While one model could be better at writing and reasoning, another model could be better at math, yet worse than its predecessor at reasoning.

The Challenge of Benchmark Questions

But I'll also point out that while every new model seems to improve on the benchmarks, the benchmarking questions are known and not changed very often. I have a feeling that in order to appear to surpass previous benchmarks some companies are training their models off of the benchmarking questions, which is kind of unfair.

This phenomenon, known as "benchmark overfitting," occurs when models are trained to perform well on specific benchmark tests rather than improving general capabilities.

The Importance of Math in AI Development

Now I want to take some time to talk about LLMs and math a bit more… since this is a huge sticking point for the current generation of LLMs, but also where we are likely to see the most improvements in the near future.

Math is believed to be one of the most important stepping stones to reaching AGI as it is often crucial for reasoning, logic, planning, and self-learning.

Why is math so difficult?

Unlike other benchmarks and tests where multiple correct answers are possible—such as in reasoning, logic, or text creation—math requires a single, precise solution. This makes it particularly difficult for LLMs, which are designed to predict the next word or token based on patterns rather than arriving at an exact answer.
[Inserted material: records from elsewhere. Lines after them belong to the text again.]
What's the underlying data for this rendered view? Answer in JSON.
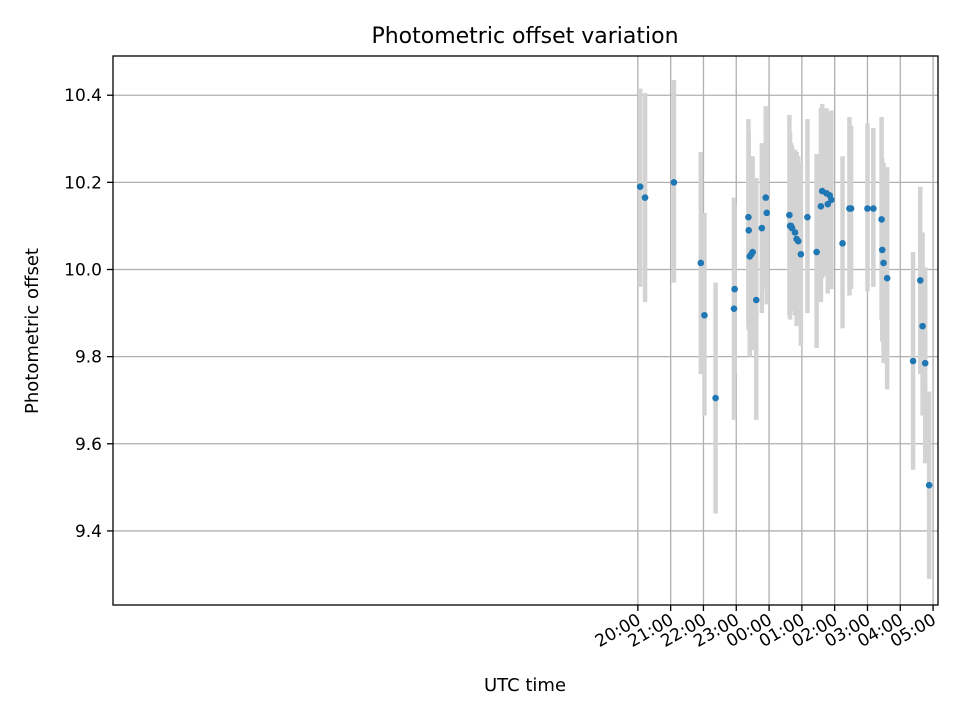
{
  "chart_data": {
    "type": "scatter",
    "title": "Photometric offset variation",
    "xlabel": "UTC time",
    "ylabel": "Photometric offset",
    "x_unit": "hours after 00:00 UTC",
    "xlim": [
      -20.0,
      5.15
    ],
    "ylim": [
      9.23,
      10.49
    ],
    "grid": true,
    "colors": {
      "points": "#1f77b4",
      "errorbars": "#d3d3d3",
      "grid": "#b0b0b0"
    },
    "xticks": [
      {
        "value": -4,
        "label": "20:00"
      },
      {
        "value": -3,
        "label": "21:00"
      },
      {
        "value": -2,
        "label": "22:00"
      },
      {
        "value": -1,
        "label": "23:00"
      },
      {
        "value": 0,
        "label": "00:00"
      },
      {
        "value": 1,
        "label": "01:00"
      },
      {
        "value": 2,
        "label": "02:00"
      },
      {
        "value": 3,
        "label": "03:00"
      },
      {
        "value": 4,
        "label": "04:00"
      },
      {
        "value": 5,
        "label": "05:00"
      }
    ],
    "yticks": [
      {
        "value": 9.4,
        "label": "9.4"
      },
      {
        "value": 9.6,
        "label": "9.6"
      },
      {
        "value": 9.8,
        "label": "9.8"
      },
      {
        "value": 10.0,
        "label": "10.0"
      },
      {
        "value": 10.2,
        "label": "10.2"
      },
      {
        "value": 10.4,
        "label": "10.4"
      }
    ],
    "points": [
      {
        "x": -3.93,
        "y": 10.19,
        "low": 9.96,
        "high": 10.415
      },
      {
        "x": -3.78,
        "y": 10.165,
        "low": 9.925,
        "high": 10.405
      },
      {
        "x": -2.9,
        "y": 10.2,
        "low": 9.97,
        "high": 10.435
      },
      {
        "x": -2.08,
        "y": 10.015,
        "low": 9.76,
        "high": 10.27
      },
      {
        "x": -1.97,
        "y": 9.895,
        "low": 9.665,
        "high": 10.13
      },
      {
        "x": -1.63,
        "y": 9.705,
        "low": 9.44,
        "high": 9.97
      },
      {
        "x": -1.07,
        "y": 9.91,
        "low": 9.655,
        "high": 10.165
      },
      {
        "x": -1.05,
        "y": 9.955,
        "low": 9.76,
        "high": 10.15
      },
      {
        "x": -0.63,
        "y": 10.12,
        "low": 9.87,
        "high": 10.345
      },
      {
        "x": -0.62,
        "y": 10.09,
        "low": 9.86,
        "high": 10.315
      },
      {
        "x": -0.59,
        "y": 10.03,
        "low": 9.8,
        "high": 10.26
      },
      {
        "x": -0.54,
        "y": 10.035,
        "low": 9.82,
        "high": 10.25
      },
      {
        "x": -0.5,
        "y": 10.04,
        "low": 9.815,
        "high": 10.26
      },
      {
        "x": -0.39,
        "y": 9.93,
        "low": 9.655,
        "high": 10.21
      },
      {
        "x": -0.22,
        "y": 10.095,
        "low": 9.9,
        "high": 10.29
      },
      {
        "x": -0.1,
        "y": 10.165,
        "low": 9.955,
        "high": 10.375
      },
      {
        "x": -0.07,
        "y": 10.13,
        "low": 9.92,
        "high": 10.34
      },
      {
        "x": 0.62,
        "y": 10.125,
        "low": 9.895,
        "high": 10.355
      },
      {
        "x": 0.64,
        "y": 10.1,
        "low": 9.885,
        "high": 10.315
      },
      {
        "x": 0.67,
        "y": 10.1,
        "low": 9.91,
        "high": 10.29
      },
      {
        "x": 0.7,
        "y": 10.095,
        "low": 9.905,
        "high": 10.285
      },
      {
        "x": 0.79,
        "y": 10.085,
        "low": 9.895,
        "high": 10.275
      },
      {
        "x": 0.84,
        "y": 10.07,
        "low": 9.87,
        "high": 10.27
      },
      {
        "x": 0.89,
        "y": 10.065,
        "low": 9.87,
        "high": 10.26
      },
      {
        "x": 0.97,
        "y": 10.035,
        "low": 9.825,
        "high": 10.245
      },
      {
        "x": 1.17,
        "y": 10.12,
        "low": 9.9,
        "high": 10.345
      },
      {
        "x": 1.45,
        "y": 10.04,
        "low": 9.82,
        "high": 10.265
      },
      {
        "x": 1.58,
        "y": 10.145,
        "low": 9.925,
        "high": 10.37
      },
      {
        "x": 1.62,
        "y": 10.18,
        "low": 9.98,
        "high": 10.38
      },
      {
        "x": 1.75,
        "y": 10.175,
        "low": 9.985,
        "high": 10.37
      },
      {
        "x": 1.79,
        "y": 10.15,
        "low": 9.945,
        "high": 10.36
      },
      {
        "x": 1.85,
        "y": 10.17,
        "low": 9.975,
        "high": 10.36
      },
      {
        "x": 1.9,
        "y": 10.16,
        "low": 9.955,
        "high": 10.365
      },
      {
        "x": 2.24,
        "y": 10.06,
        "low": 9.865,
        "high": 10.26
      },
      {
        "x": 2.45,
        "y": 10.14,
        "low": 9.94,
        "high": 10.35
      },
      {
        "x": 2.5,
        "y": 10.14,
        "low": 9.955,
        "high": 10.33
      },
      {
        "x": 3.0,
        "y": 10.14,
        "low": 9.95,
        "high": 10.335
      },
      {
        "x": 3.18,
        "y": 10.14,
        "low": 9.96,
        "high": 10.325
      },
      {
        "x": 3.43,
        "y": 10.115,
        "low": 9.885,
        "high": 10.35
      },
      {
        "x": 3.45,
        "y": 10.045,
        "low": 9.835,
        "high": 10.255
      },
      {
        "x": 3.49,
        "y": 10.015,
        "low": 9.785,
        "high": 10.245
      },
      {
        "x": 3.6,
        "y": 9.98,
        "low": 9.725,
        "high": 10.235
      },
      {
        "x": 4.39,
        "y": 9.79,
        "low": 9.54,
        "high": 10.04
      },
      {
        "x": 4.61,
        "y": 9.975,
        "low": 9.76,
        "high": 10.19
      },
      {
        "x": 4.68,
        "y": 9.87,
        "low": 9.665,
        "high": 10.085
      },
      {
        "x": 4.76,
        "y": 9.785,
        "low": 9.555,
        "high": 10.005
      },
      {
        "x": 4.88,
        "y": 9.505,
        "low": 9.29,
        "high": 9.72
      }
    ]
  }
}
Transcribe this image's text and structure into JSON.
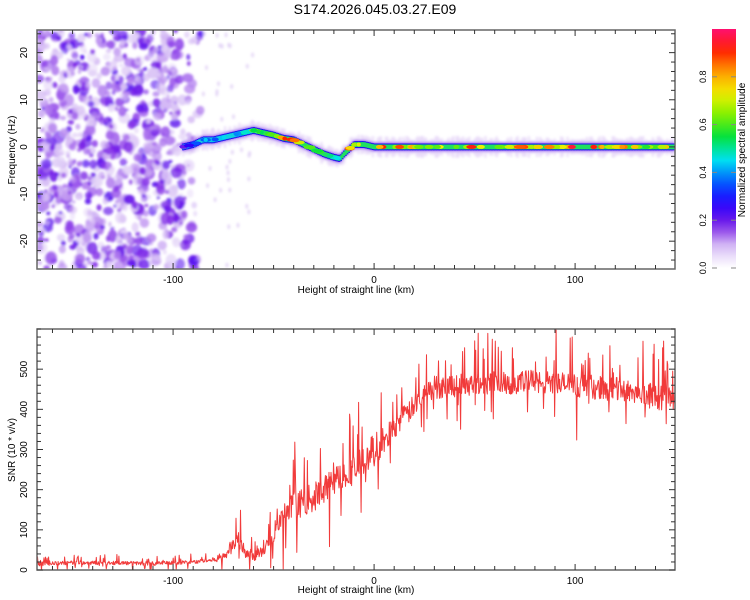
{
  "title": "S174.2026.045.03.27.E09",
  "chart_data": [
    {
      "type": "heatmap",
      "name": "spectrogram",
      "title": "S174.2026.045.03.27.E09",
      "xlabel": "Height of straight line (km)",
      "ylabel": "Frequency (Hz)",
      "xlim": [
        -167.7,
        149.7
      ],
      "ylim": [
        -25.9,
        24.8
      ],
      "xticks": [
        -100,
        0,
        100
      ],
      "yticks": [
        -20,
        -10,
        0,
        10,
        20
      ],
      "grid": false,
      "colorbar": {
        "label": "Normalized spectral amplitude",
        "range": [
          0,
          1
        ],
        "ticks": [
          "0.0",
          "0.2",
          "0.4",
          "0.6",
          "0.8"
        ],
        "colormap": [
          "#ffffff",
          "#d9c2f5",
          "#7a1fe6",
          "#2400ff",
          "#0060ff",
          "#00e6f0",
          "#00e040",
          "#7cf000",
          "#f0f000",
          "#ffa000",
          "#ff2000",
          "#ff1070"
        ]
      },
      "noise_region": {
        "x_from": -167.7,
        "x_to": -85,
        "peak_amplitude": 0.15
      },
      "signal_track": {
        "x": [
          -95,
          -90,
          -85,
          -80,
          -75,
          -70,
          -65,
          -60,
          -55,
          -50,
          -45,
          -40,
          -35,
          -30,
          -25,
          -20,
          -17,
          -15,
          -10,
          -5,
          0,
          10,
          20,
          30,
          40,
          50,
          60,
          70,
          80,
          90,
          100,
          110,
          120,
          130,
          140,
          149
        ],
        "freq_hz": [
          0,
          0.5,
          1.5,
          1.5,
          2.0,
          2.5,
          3.0,
          3.5,
          3.0,
          2.5,
          1.8,
          1.5,
          0.5,
          -0.5,
          -1.5,
          -2.2,
          -2.5,
          -1.5,
          0.5,
          0.5,
          0,
          0,
          0,
          0,
          0,
          0,
          0,
          0,
          0,
          0,
          0,
          0,
          0,
          0,
          0,
          0
        ],
        "amplitude": [
          0.25,
          0.3,
          0.4,
          0.45,
          0.5,
          0.5,
          0.55,
          0.6,
          0.6,
          0.7,
          0.85,
          0.9,
          0.75,
          0.65,
          0.6,
          0.55,
          0.5,
          0.7,
          0.85,
          0.9,
          0.95,
          0.85,
          0.8,
          0.75,
          0.8,
          0.85,
          0.75,
          0.8,
          0.85,
          0.8,
          0.9,
          0.95,
          0.8,
          0.75,
          0.7,
          0.95
        ]
      }
    },
    {
      "type": "line",
      "name": "snr",
      "xlabel": "Height of straight line (km)",
      "ylabel": "SNR (10 * v/v)",
      "xlim": [
        -167.7,
        149.7
      ],
      "ylim": [
        0,
        600
      ],
      "xticks": [
        -100,
        0,
        100
      ],
      "yticks": [
        0,
        100,
        200,
        300,
        400,
        500
      ],
      "grid": false,
      "color": "#f03030",
      "series": [
        {
          "name": "SNR",
          "x": [
            -167,
            -150,
            -130,
            -110,
            -90,
            -80,
            -75,
            -70,
            -68,
            -65,
            -62,
            -60,
            -55,
            -50,
            -45,
            -40,
            -35,
            -30,
            -25,
            -20,
            -15,
            -10,
            -5,
            0,
            5,
            10,
            15,
            20,
            25,
            30,
            40,
            50,
            60,
            70,
            80,
            90,
            100,
            110,
            120,
            130,
            140,
            149
          ],
          "y": [
            15,
            18,
            18,
            16,
            20,
            25,
            35,
            60,
            90,
            55,
            40,
            30,
            50,
            95,
            130,
            160,
            170,
            180,
            200,
            220,
            240,
            250,
            270,
            300,
            320,
            360,
            380,
            410,
            440,
            455,
            460,
            465,
            470,
            465,
            470,
            465,
            460,
            455,
            450,
            445,
            430,
            430
          ],
          "noise_amplitude": [
            8,
            8,
            8,
            8,
            8,
            10,
            20,
            35,
            40,
            35,
            25,
            20,
            30,
            45,
            55,
            60,
            60,
            60,
            60,
            60,
            60,
            65,
            70,
            70,
            60,
            55,
            50,
            45,
            45,
            50,
            50,
            50,
            50,
            50,
            50,
            50,
            50,
            50,
            50,
            50,
            55,
            55
          ]
        }
      ]
    }
  ]
}
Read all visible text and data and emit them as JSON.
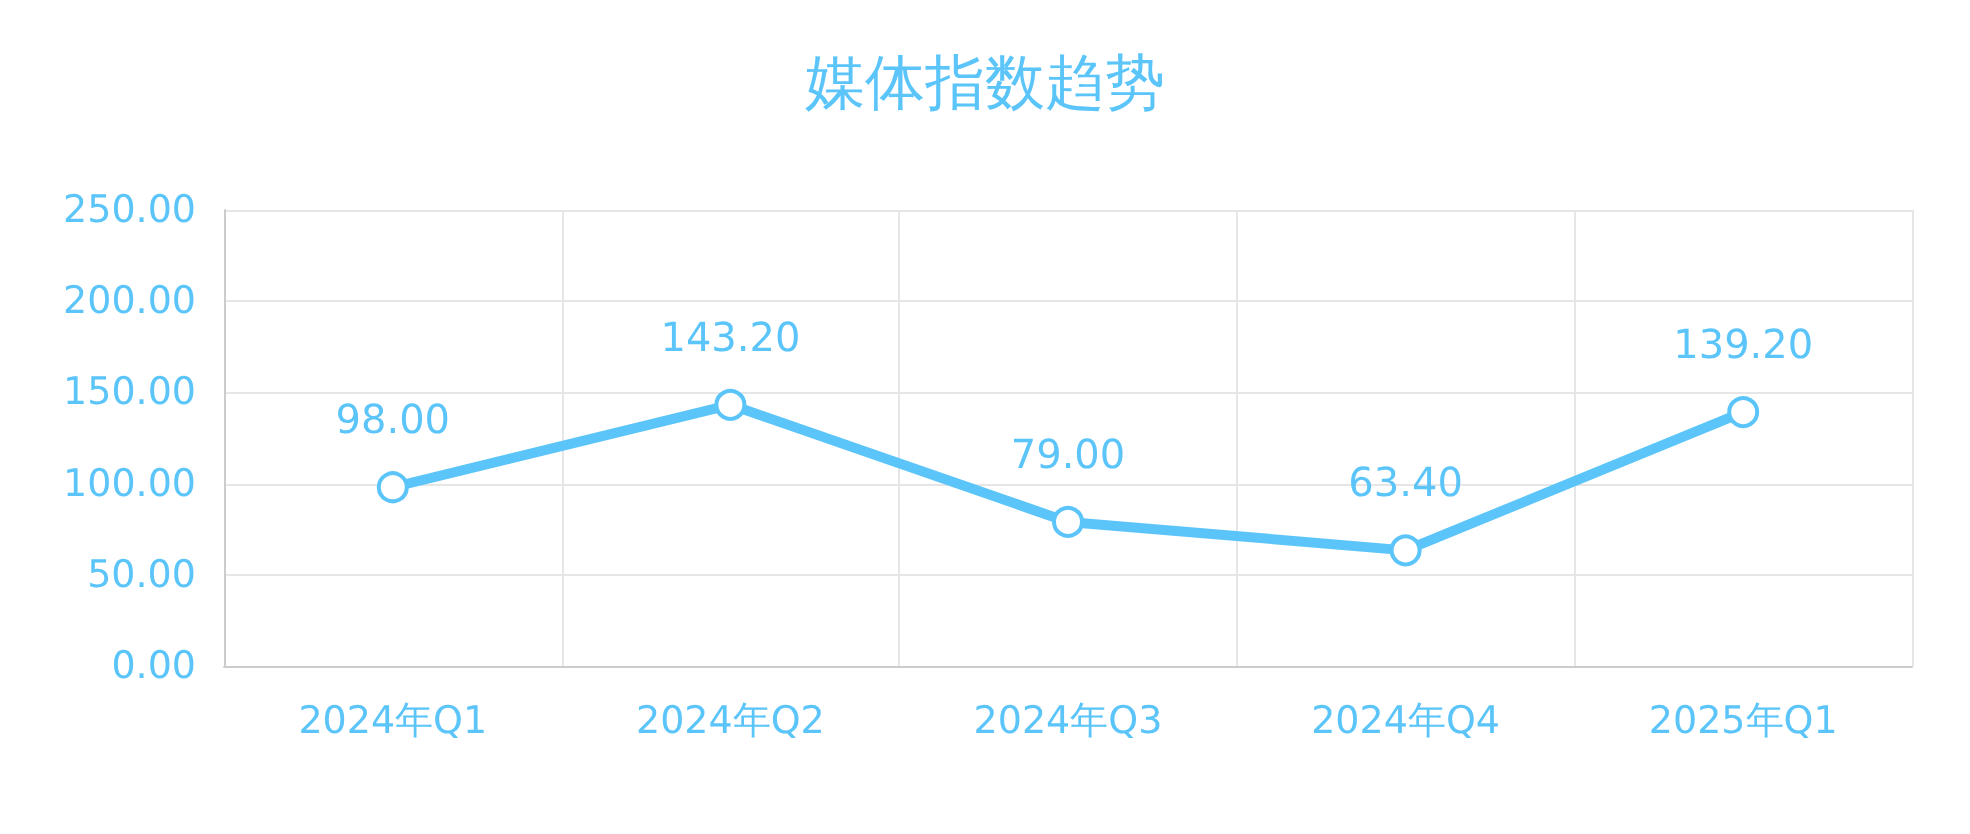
{
  "chart_data": {
    "type": "line",
    "title": "媒体指数趋势",
    "categories": [
      "2024年Q1",
      "2024年Q2",
      "2024年Q3",
      "2024年Q4",
      "2025年Q1"
    ],
    "values": [
      98.0,
      143.2,
      79.0,
      63.4,
      139.2
    ],
    "value_labels": [
      "98.00",
      "143.20",
      "79.00",
      "63.40",
      "139.20"
    ],
    "color": "#5bc5fa",
    "ylim": [
      0,
      250
    ],
    "yticks": [
      {
        "value": 0,
        "label": "0.00"
      },
      {
        "value": 50,
        "label": "50.00"
      },
      {
        "value": 100,
        "label": "100.00"
      },
      {
        "value": 150,
        "label": "150.00"
      },
      {
        "value": 200,
        "label": "200.00"
      },
      {
        "value": 250,
        "label": "250.00"
      }
    ],
    "grid": true,
    "marker": "circle",
    "line_style": "solid"
  }
}
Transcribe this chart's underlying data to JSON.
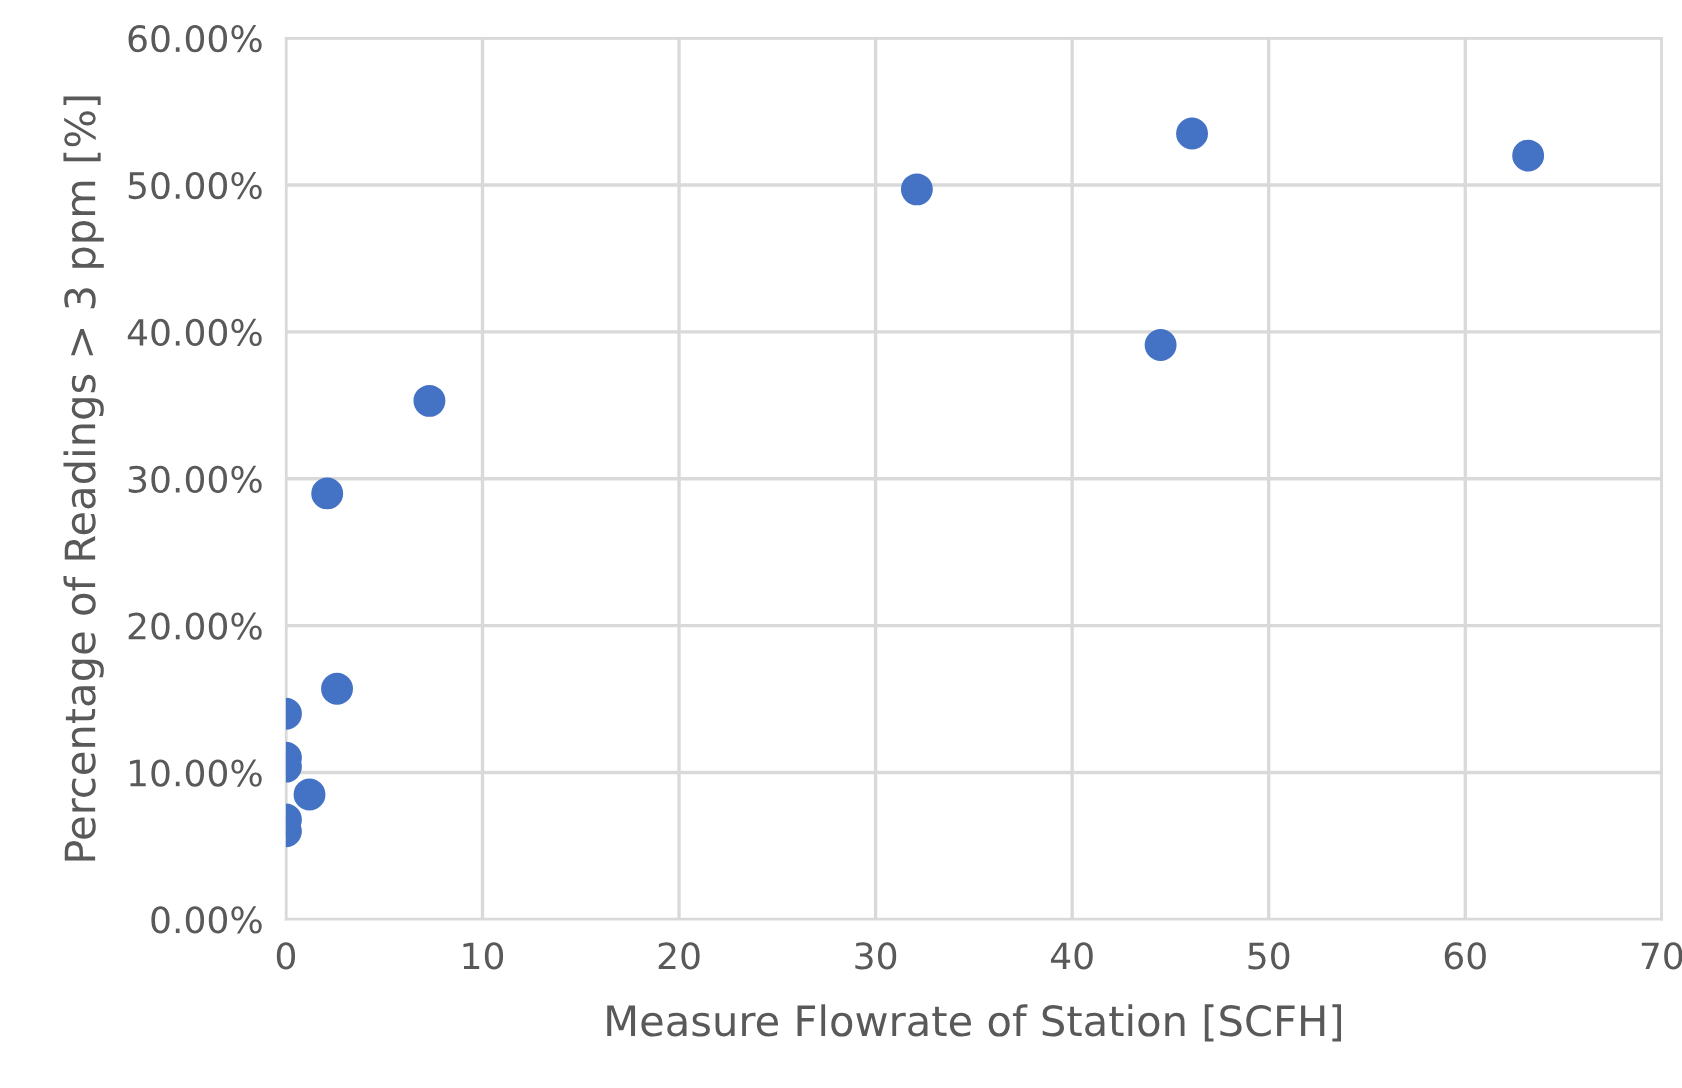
{
  "chart_data": {
    "type": "scatter",
    "xlabel": "Measure Flowrate of Station [SCFH]",
    "ylabel": "Percentage of Readings > 3 ppm [%]",
    "x": [
      0,
      0,
      0,
      1.2,
      0,
      0,
      2.1,
      2.6,
      7.3,
      32.1,
      44.5,
      46.1,
      63.2
    ],
    "values": [
      14.0,
      11.0,
      10.4,
      8.5,
      6.8,
      6.0,
      29.0,
      15.7,
      35.3,
      49.7,
      39.1,
      53.5,
      52.0
    ],
    "color": "#4472c4",
    "marker": "circle",
    "grid": true,
    "legend": false,
    "xlim": [
      0,
      70
    ],
    "xticks": [
      0,
      10,
      20,
      30,
      40,
      50,
      60,
      70
    ],
    "ylim": [
      0,
      60
    ],
    "yticks": [
      {
        "value": 0,
        "label": "0.00%"
      },
      {
        "value": 10,
        "label": "10.00%"
      },
      {
        "value": 20,
        "label": "20.00%"
      },
      {
        "value": 30,
        "label": "30.00%"
      },
      {
        "value": 40,
        "label": "40.00%"
      },
      {
        "value": 50,
        "label": "50.00%"
      },
      {
        "value": 60,
        "label": "60.00%"
      }
    ]
  }
}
Despite these challenges, LLMs are improving. For example, just last week, Google’s Gemini 1.5 Pro made significant strides by outperforming others in a math olympiad. While progress in math benchmarks is slower than in other areas, it remains a critical focus for me, especially since many AI applications in business rely more on mathematical accuracy than on content generation.

Conclusion: Choosing the Right Model for Your Needs

Deciding which model is best isn’t always straightforward. Often, it comes down to personal preference. However, picking the right model is crucial for saving money and ensuring efficiency.

If your primary goal is to handle calculations or derive business insights, you’ll want a model that’s strong in math. But if you’re focused on writing or summarization, you’ll likely choose a model that excels in those areas based on relevant benchmarks. The key is to select the LLM that best suits your specific use case.

That said, be cautious about switching models too frequently. You might wonder, “We’ve been using Model X, but I just saw that Model Y is 50% better on Benchmark Z—should we switch?” Given how often new models are released, it can be tempting to jump to the latest and greatest. But if you’re considering a major switch—at the code and API level, not just a subscription—think twice. While it may seem easy to switch models (often just an API key), each model comes with its own nuances: different prompting methods, tokenization, and output formats. And that’s not even considering if you’ve fine-tuned your current model.

Sure, switching between models might be straightforward in theory, but in practice, it’s often inefficient, time-consuming, and costly. I wouldn’t recommend making a switch every time a new model with slightly better benchmarks comes out. Stick with your current model unless it no longer meets your specific needs.

So, take the time to understand the differences between models, how to interpret benchmarks, and how to choose the right model for your use case—not just the most popular one. I know it’s confusing and overwhelming with all the new releases, but it’s also an exciting time. This exciting progress underscores the importance of choosing the right model today, as each step forward in AI brings us closer to truly agentic LLMs and eventually AGI.